Belgique

En Communauté française, l'histoire de l'enseignement est aussi l'histoire de tentatives de réformes qui n'ont jamais abouti, malgré les constats alarmants sur la qualité de cet enseignement.

Aujourd'hui, le grand espoir des acteurs institutionnels de l'école est que le Pacte d'excellence soit enfin cette réforme qui puisse fondamentalement ragaillardir l'institution scolaire.
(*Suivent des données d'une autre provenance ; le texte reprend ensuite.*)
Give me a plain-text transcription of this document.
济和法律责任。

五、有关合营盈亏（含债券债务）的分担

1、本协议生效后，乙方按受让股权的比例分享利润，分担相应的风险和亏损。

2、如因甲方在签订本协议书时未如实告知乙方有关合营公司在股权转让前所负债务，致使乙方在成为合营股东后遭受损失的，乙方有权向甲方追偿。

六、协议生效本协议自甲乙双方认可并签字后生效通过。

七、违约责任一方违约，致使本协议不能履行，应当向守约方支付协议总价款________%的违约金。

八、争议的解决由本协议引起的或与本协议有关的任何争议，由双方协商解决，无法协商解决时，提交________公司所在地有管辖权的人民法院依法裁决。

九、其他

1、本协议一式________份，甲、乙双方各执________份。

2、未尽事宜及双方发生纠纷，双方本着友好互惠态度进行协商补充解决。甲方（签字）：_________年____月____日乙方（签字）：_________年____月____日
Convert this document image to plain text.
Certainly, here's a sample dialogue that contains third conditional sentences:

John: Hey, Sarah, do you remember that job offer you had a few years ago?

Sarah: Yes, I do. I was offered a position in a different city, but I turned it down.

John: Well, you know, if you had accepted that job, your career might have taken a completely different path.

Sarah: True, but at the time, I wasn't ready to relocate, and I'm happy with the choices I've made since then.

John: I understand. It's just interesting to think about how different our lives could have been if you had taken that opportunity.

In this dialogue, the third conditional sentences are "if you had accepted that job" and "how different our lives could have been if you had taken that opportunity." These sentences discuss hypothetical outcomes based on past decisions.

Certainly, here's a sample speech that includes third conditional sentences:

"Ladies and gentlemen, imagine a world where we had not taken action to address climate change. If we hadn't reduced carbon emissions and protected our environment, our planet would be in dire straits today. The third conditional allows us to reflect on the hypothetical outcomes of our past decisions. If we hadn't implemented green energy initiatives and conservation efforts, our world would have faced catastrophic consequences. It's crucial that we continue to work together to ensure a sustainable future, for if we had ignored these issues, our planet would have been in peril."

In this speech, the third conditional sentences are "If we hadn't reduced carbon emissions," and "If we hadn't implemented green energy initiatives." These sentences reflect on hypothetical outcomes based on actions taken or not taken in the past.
Construit depuis plus de deux ans par l'ensemble de ces acteurs institutionnels, le Pacte était déjà un édifice fragile, tant le terrain demeurait sceptique quant à ses intentions. Cette semaine, avec la crise politique qui plonge l'avenir dans l'incertitude, il a pris un fameux coup de bambou.

Le MR est mis en garde

C'est pour le sauver que les acteurs du groupe central qui coordonnent le Pacte (les représentants des fédérations de pouvoirs organisateurs, des organisations syndicales et des fédérations d’associations de parents ) se sont réunis ce jeudi. Ils ont pu rédiger ensemble une déclaration commune offensive qui insiste pour dire que la réforme ne peut « être tributaire des changements de majorités parlementaires ».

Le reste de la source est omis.